Currently schools in Ontario that grant provincial diplomas are required to employ teachers credentialed by the Ontario College of Teachers, but that body makes no specific reference to sexual orientation in its professional standards. Teachers with homophobic beliefs are not disqualified from getting hired, even in public schools.
In addition to sensitivity training, Kennedy says she is also pushing for a government review of school curricula to assess inclusivity for queers. DiNovo says the NDP would support such a review. Tory says he will not.
“I’m a strong proponent of human rights,” says Tory. “How and what you teach has be respectful of human rights. That’s what the curriculum does.”
Tory says he is not familiar with the Toronto Public School Board’s Triangle Program, which provides a safe space for queer students to learn. He says he has no plans to expand the program within Toronto or on a province-wide basis.
“I’ve never heard of it before,” he says.
Wynne told Xtra last September that she thinks the Triangle Program is a great success, but she wouldn’t commit to expanding it. She says individual school boards have to take the responsibility.
“First there has to be the political will to put those programs in place,” says Wynne. “If there were the political will in other parts of the province, I think we could set up those programs.”

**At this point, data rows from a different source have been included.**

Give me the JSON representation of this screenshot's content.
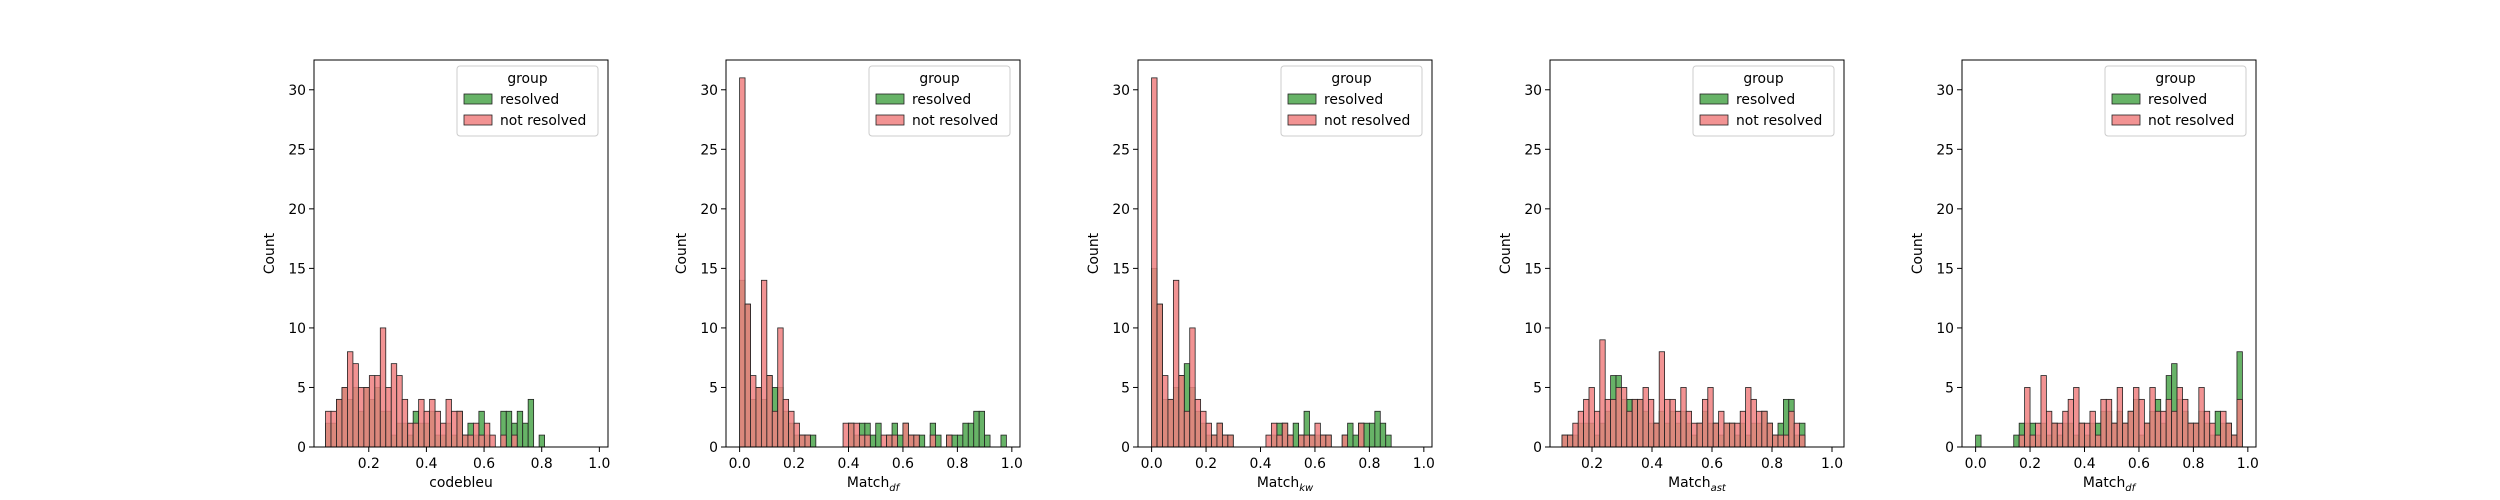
{
  "figure": {
    "background": "#ffffff"
  },
  "legend": {
    "title": "group",
    "entries": [
      {
        "label": "resolved",
        "color": "#4ca64c"
      },
      {
        "label": "not resolved",
        "color": "#f08080"
      }
    ],
    "placement": "upper right"
  },
  "colors": {
    "resolved": "#4ca64c",
    "not_resolved": "#f08080",
    "overlap": "#6b6b1e"
  },
  "chart_data": [
    {
      "type": "histogram",
      "title": "",
      "xlabel": "codebleu",
      "xlabel_sub": "",
      "ylabel": "Count",
      "ylim": [
        0,
        32.5
      ],
      "yticks": [
        0,
        5,
        10,
        15,
        20,
        25,
        30
      ],
      "xlim": [
        0.01,
        1.03
      ],
      "xticks": [
        0.2,
        0.4,
        0.6,
        0.8,
        1.0
      ],
      "xtick_labels": [
        "0.2",
        "0.4",
        "0.6",
        "0.8",
        "1.0"
      ],
      "bin_start": 0.05,
      "bin_width": 0.019,
      "grid": false,
      "series": [
        {
          "name": "resolved",
          "values": [
            2,
            2,
            4,
            5,
            4,
            5,
            3,
            5,
            4,
            5,
            3,
            3,
            1,
            2,
            2,
            1,
            3,
            2,
            2,
            3,
            1,
            1,
            2,
            1,
            3,
            1,
            2,
            1,
            3,
            1,
            0,
            0,
            3,
            3,
            2,
            3,
            2,
            4,
            0,
            1,
            0,
            0,
            0,
            0,
            0,
            0,
            0,
            0,
            0,
            0
          ]
        },
        {
          "name": "not resolved",
          "values": [
            3,
            3,
            4,
            5,
            8,
            7,
            5,
            5,
            6,
            6,
            10,
            5,
            7,
            6,
            4,
            2,
            2,
            4,
            3,
            4,
            3,
            2,
            4,
            3,
            3,
            1,
            1,
            2,
            1,
            2,
            1,
            0,
            1,
            0,
            1,
            0,
            0,
            0,
            0,
            0,
            0,
            0,
            0,
            0,
            0,
            0,
            0,
            0,
            0,
            0
          ]
        }
      ]
    },
    {
      "type": "histogram",
      "title": "",
      "xlabel": "Match",
      "xlabel_sub": "df",
      "ylabel": "Count",
      "ylim": [
        0,
        32.5
      ],
      "yticks": [
        0,
        5,
        10,
        15,
        20,
        25,
        30
      ],
      "xlim": [
        -0.05,
        1.03
      ],
      "xticks": [
        0.0,
        0.2,
        0.4,
        0.6,
        0.8,
        1.0
      ],
      "xtick_labels": [
        "0.0",
        "0.2",
        "0.4",
        "0.6",
        "0.8",
        "1.0"
      ],
      "bin_start": 0.0,
      "bin_width": 0.02,
      "grid": false,
      "series": [
        {
          "name": "resolved",
          "values": [
            14,
            12,
            4,
            5,
            4,
            6,
            5,
            5,
            3,
            2,
            1,
            1,
            1,
            1,
            0,
            0,
            0,
            0,
            0,
            0,
            2,
            1,
            2,
            2,
            1,
            2,
            0,
            1,
            2,
            1,
            2,
            1,
            1,
            1,
            0,
            2,
            1,
            0,
            1,
            1,
            1,
            2,
            2,
            3,
            3,
            1,
            0,
            0,
            1,
            0,
            0
          ]
        },
        {
          "name": "not resolved",
          "values": [
            31,
            12,
            6,
            5,
            14,
            6,
            3,
            10,
            4,
            3,
            2,
            1,
            1,
            0,
            0,
            0,
            0,
            0,
            0,
            2,
            2,
            2,
            1,
            1,
            0,
            0,
            1,
            1,
            1,
            0,
            2,
            1,
            1,
            0,
            0,
            1,
            0,
            0,
            1,
            0,
            0,
            0,
            0,
            0,
            0,
            0,
            0,
            0,
            0,
            0,
            0
          ]
        }
      ]
    },
    {
      "type": "histogram",
      "title": "",
      "xlabel": "Match",
      "xlabel_sub": "kw",
      "ylabel": "Count",
      "ylim": [
        0,
        32.5
      ],
      "yticks": [
        0,
        5,
        10,
        15,
        20,
        25,
        30
      ],
      "xlim": [
        -0.05,
        1.03
      ],
      "xticks": [
        0.0,
        0.2,
        0.4,
        0.6,
        0.8,
        1.0
      ],
      "xtick_labels": [
        "0.0",
        "0.2",
        "0.4",
        "0.6",
        "0.8",
        "1.0"
      ],
      "bin_start": 0.0,
      "bin_width": 0.02,
      "grid": false,
      "series": [
        {
          "name": "resolved",
          "values": [
            15,
            12,
            4,
            4,
            5,
            6,
            7,
            5,
            3,
            2,
            1,
            1,
            2,
            1,
            1,
            0,
            0,
            0,
            0,
            0,
            0,
            0,
            1,
            2,
            2,
            1,
            2,
            1,
            3,
            1,
            1,
            1,
            1,
            0,
            0,
            1,
            2,
            1,
            2,
            2,
            2,
            3,
            2,
            1,
            0,
            0,
            0,
            0,
            0,
            0,
            0
          ]
        },
        {
          "name": "not resolved",
          "values": [
            31,
            12,
            6,
            4,
            14,
            6,
            3,
            10,
            4,
            3,
            2,
            1,
            2,
            1,
            1,
            0,
            0,
            0,
            0,
            0,
            0,
            1,
            2,
            1,
            2,
            1,
            0,
            1,
            1,
            1,
            2,
            1,
            1,
            0,
            0,
            1,
            0,
            0,
            2,
            0,
            0,
            0,
            0,
            0,
            0,
            0,
            0,
            0,
            0,
            0,
            0
          ]
        }
      ]
    },
    {
      "type": "histogram",
      "title": "",
      "xlabel": "Match",
      "xlabel_sub": "ast",
      "ylabel": "Count",
      "ylim": [
        0,
        32.5
      ],
      "yticks": [
        0,
        5,
        10,
        15,
        20,
        25,
        30
      ],
      "xlim": [
        0.06,
        1.04
      ],
      "xticks": [
        0.2,
        0.4,
        0.6,
        0.8,
        1.0
      ],
      "xtick_labels": [
        "0.2",
        "0.4",
        "0.6",
        "0.8",
        "1.0"
      ],
      "bin_start": 0.1,
      "bin_width": 0.018,
      "grid": false,
      "series": [
        {
          "name": "resolved",
          "values": [
            1,
            1,
            1,
            2,
            2,
            2,
            1,
            2,
            3,
            6,
            6,
            4,
            4,
            4,
            4,
            3,
            2,
            2,
            3,
            2,
            3,
            2,
            3,
            2,
            1,
            2,
            3,
            2,
            2,
            1,
            2,
            2,
            1,
            2,
            1,
            2,
            2,
            3,
            2,
            1,
            2,
            4,
            4,
            1,
            2
          ]
        },
        {
          "name": "not resolved",
          "values": [
            1,
            1,
            2,
            3,
            4,
            5,
            3,
            9,
            4,
            4,
            5,
            5,
            3,
            4,
            4,
            5,
            4,
            2,
            8,
            4,
            4,
            3,
            5,
            3,
            2,
            2,
            4,
            5,
            2,
            3,
            2,
            2,
            2,
            3,
            5,
            4,
            3,
            3,
            2,
            1,
            1,
            1,
            3,
            2,
            1
          ]
        }
      ]
    },
    {
      "type": "histogram",
      "title": "",
      "xlabel": "Match",
      "xlabel_sub": "df",
      "ylabel": "Count",
      "ylim": [
        0,
        32.5
      ],
      "yticks": [
        0,
        5,
        10,
        15,
        20,
        25,
        30
      ],
      "xlim": [
        -0.05,
        1.03
      ],
      "xticks": [
        0.0,
        0.2,
        0.4,
        0.6,
        0.8,
        1.0
      ],
      "xtick_labels": [
        "0.0",
        "0.2",
        "0.4",
        "0.6",
        "0.8",
        "1.0"
      ],
      "bin_start": 0.0,
      "bin_width": 0.02,
      "grid": false,
      "series": [
        {
          "name": "resolved",
          "values": [
            1,
            0,
            0,
            0,
            0,
            0,
            0,
            1,
            2,
            2,
            2,
            1,
            2,
            1,
            2,
            1,
            2,
            2,
            1,
            2,
            1,
            2,
            2,
            3,
            3,
            2,
            3,
            2,
            3,
            4,
            1,
            2,
            3,
            4,
            2,
            6,
            7,
            4,
            3,
            2,
            2,
            3,
            2,
            1,
            3,
            2,
            2,
            1,
            8,
            0
          ]
        },
        {
          "name": "not resolved",
          "values": [
            0,
            0,
            0,
            0,
            0,
            0,
            0,
            0,
            1,
            5,
            1,
            2,
            6,
            3,
            2,
            2,
            3,
            4,
            5,
            2,
            2,
            3,
            1,
            4,
            4,
            2,
            5,
            2,
            3,
            5,
            4,
            2,
            5,
            3,
            3,
            4,
            3,
            5,
            4,
            2,
            2,
            5,
            3,
            2,
            1,
            3,
            2,
            1,
            4,
            0
          ]
        }
      ]
    }
  ]
}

DiNovo says the NDP would work on expanding the Triangle Program both within Toronto and across the province. But she says the party’s first worry is that the program will be cut completely by a Liberal or Conservative government.
“It’s the extra programs that tend to be cut,” she says. “Triangle programs are the first to be cut and it’s going to come to that.”
DiNovo says the only way to avoid program cuts is to increase education funding, but she wouldn’t say how much money the NDP would put into education, promising that the party will release dollar figures for its programs after Xtra goes to press.
“Our school system is being starved,” she says. “We’ll fix the funding formula and fully fund the education system.”
Tory says his party promises an additional $800 million in school funding in the first year of his government, rising to $2.4 billion by the fourth year. He says some of that money would be spent at the discretion of school boards, but up to $400 million of it would go to faith-based schools every year.